Beyond the usual criticisms which I’d make of OFSTED dishonesty and dogmatism. there is an important point to be made here about what is being lost as a result of the assault on teacher talk. Harry Webb (the pseudonymous writer of the Webs of Substance blog) wrote an excellent defence of teachers talking earlier this week which I would recommend reading if you haven’t already. In particular he identifies explanation as crucial to teaching:
I recently found myself in a discussion with a consultant who wished to replace my use of the word “explain” with the word “tell”… I would … allow that the definition of “telling” could be expanded to include the idea of explanation; that there is no clear demarcation between the two. However, I do not believe that this was the consultant’s intent. By trying to reduce all exposition to merely “telling” I believe that he was trying to perform the same trick as those who argue that to teach knowledge is to teach rote lists of disconnected facts. By diminishing and trivialising the concept, it provides a vacuum in which alternative conceptions may flourish, such as those that have failed with tragic regularity throughout the twentieth century; such as those that this consultant was promoting.
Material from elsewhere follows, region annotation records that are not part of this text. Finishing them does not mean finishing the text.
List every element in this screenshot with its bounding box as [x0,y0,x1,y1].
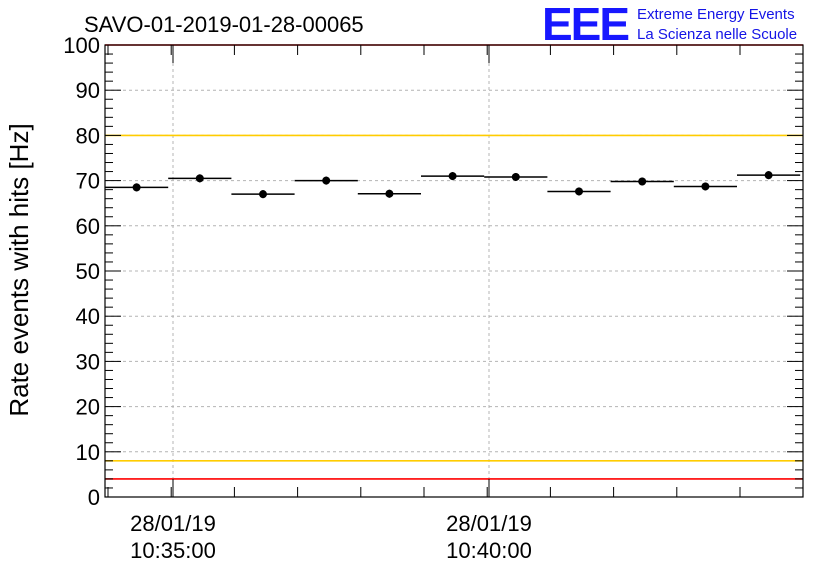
data-point [638,177,647,186]
x-tick-time: 10:40:00 [446,538,532,563]
logo-eee: EEE [542,0,628,50]
y-tick-label: 100 [63,33,100,58]
y-tick-label: 10 [76,440,100,465]
axes: 010203040506070809010028/01/1910:35:0028… [63,33,804,563]
data-point [764,171,773,180]
logo-line-1: Extreme Energy Events [637,6,795,23]
y-tick-label: 0 [88,485,100,510]
y-tick-label: 90 [76,78,100,103]
data-point [385,189,394,198]
data-point [195,174,204,183]
data-point [701,182,710,191]
y-tick-label: 80 [76,123,100,148]
data-point [259,190,267,199]
data-point [448,172,457,181]
data-point [575,187,583,196]
y-tick-label: 60 [76,214,100,239]
x-tick-date: 28/01/19 [130,511,216,536]
y-tick-label: 20 [76,395,100,420]
data-point [132,183,141,192]
logo-line-2: La Scienza nelle Scuole [637,26,797,43]
x-tick-date: 28/01/19 [446,511,532,536]
y-tick-label: 50 [76,259,100,284]
data-point [511,172,520,181]
data-points [105,171,801,199]
eee-logo: EEE Extreme Energy Events La Scienza nel… [542,0,797,50]
y-tick-label: 30 [76,349,100,374]
chart-title: SAVO-01-2019-01-28-00065 [84,12,364,37]
data-point [322,176,331,185]
y-tick-label: 40 [76,304,100,329]
y-axis-title: Rate events with hits [Hz] [4,123,34,416]
x-tick-time: 10:35:00 [130,538,216,563]
y-tick-label: 70 [76,169,100,194]
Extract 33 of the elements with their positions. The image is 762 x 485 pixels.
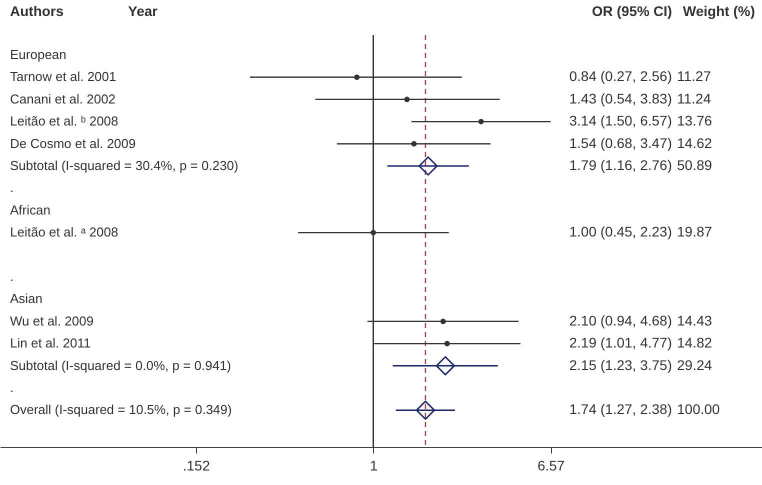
y-tick-label: .	[10, 180, 14, 196]
y-tick-label: Subtotal (I-squared = 30.4%, p = 0.230)	[10, 158, 238, 173]
text: 2.10 (0.94, 4.68) 14.43	[569, 312, 712, 328]
text: Year	[128, 3, 158, 19]
text: 2.15 (1.23, 3.75) 29.24	[569, 356, 712, 373]
text: Weight (%)	[682, 3, 755, 19]
y-tick-label: De Cosmo et al. 2009	[10, 136, 136, 151]
y-tick-label: .	[10, 380, 14, 395]
y-tick-label: Wu et al. 2009	[10, 313, 94, 328]
y-tick-label: European	[10, 47, 66, 62]
x-tick-label: 6.57	[537, 458, 565, 474]
y-tick-label: Canani et al. 2002	[10, 91, 116, 106]
text: 2.19 (1.01, 4.77) 14.82	[569, 334, 712, 351]
y-tick-label: Lin et al. 2011	[10, 336, 91, 351]
text: 3.14 (1.50, 6.57) 13.76	[569, 112, 712, 129]
y-tick-label: Tarnow et al. 2001	[10, 69, 116, 84]
text: 1.74 (1.27, 2.38) 100.00	[569, 401, 720, 418]
text: 0.84 (0.27, 2.56) 11.27	[569, 68, 711, 84]
y-tick-label: Overall (I-squared = 10.5%, p = 0.349)	[10, 402, 232, 418]
y-tick-label: African	[10, 202, 50, 218]
text: OR (95% CI)	[592, 3, 672, 19]
x-tick-label: 1	[370, 458, 378, 474]
text: 1.43 (0.54, 3.83) 11.24	[569, 90, 711, 106]
text: Authors	[10, 3, 64, 19]
y-tick-label: .	[10, 269, 14, 284]
y-tick-label: Subtotal (I-squared = 0.0%, p = 0.941)	[10, 358, 232, 373]
text: 1.54 (0.68, 3.47) 14.62	[569, 134, 712, 151]
y-tick-label: Leitão et al. ᵇ 2008	[10, 114, 118, 129]
text: 1.79 (1.16, 2.76) 50.89	[569, 157, 712, 173]
x-tick-label: .152	[182, 458, 210, 474]
y-tick-label: Leitão et al. ᵃ 2008	[10, 224, 118, 240]
text: 1.00 (0.45, 2.23) 19.87	[569, 224, 712, 240]
y-tick-label: Asian	[10, 291, 43, 306]
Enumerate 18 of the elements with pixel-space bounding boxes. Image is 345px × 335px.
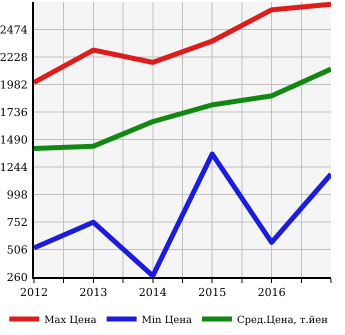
legend-label: Сред.Цена, т.йен [236,314,328,326]
y-tick-label: 2474 [0,23,28,36]
y-tick-label: 1736 [0,106,28,119]
y-tick-label: 506 [6,243,28,256]
y-tick-label: 752 [6,216,28,229]
x-tick-label: 2013 [79,286,108,300]
legend-label: Max Цена [44,314,97,326]
x-tick-label: 2015 [198,286,226,300]
x-tick-label: 2012 [20,286,48,300]
y-tick-label: 998 [6,188,28,202]
x-tick-label: 2016 [258,286,286,300]
y-tick-label: 1982 [0,78,28,92]
y-tick-label: 1490 [0,133,28,146]
y-tick-label: 2228 [0,50,28,64]
legend-label: Min Цена [142,314,192,326]
y-tick-label: 260 [6,270,28,284]
x-tick-label: 2014 [138,286,167,300]
y-tick-label: 1244 [0,160,28,174]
Teachers must continually seek to improve the quality of what they say but teachers must always talk and talk a lot. It is absurd to suggest otherwise and I despair that our profession seem so at ease with such absurdities.
Explaining is about as fundamental to teaching as it gets. In many ways explaining is teaching. Not only would I argue that it is wrong for OFSTED’s unofficial agenda to attack explanation by attacking teacher talk, even the official material which claims no such bias misses any hope of identifying good teaching by not identifying explanation as something to be judged. The OFSTED criteria allow inspectors to condemn a teacher if they cannot mark books, ask questions or assess progress effectively, but it doesn’t suggest inspectors judge whether a teacher can actually explain their subject or not.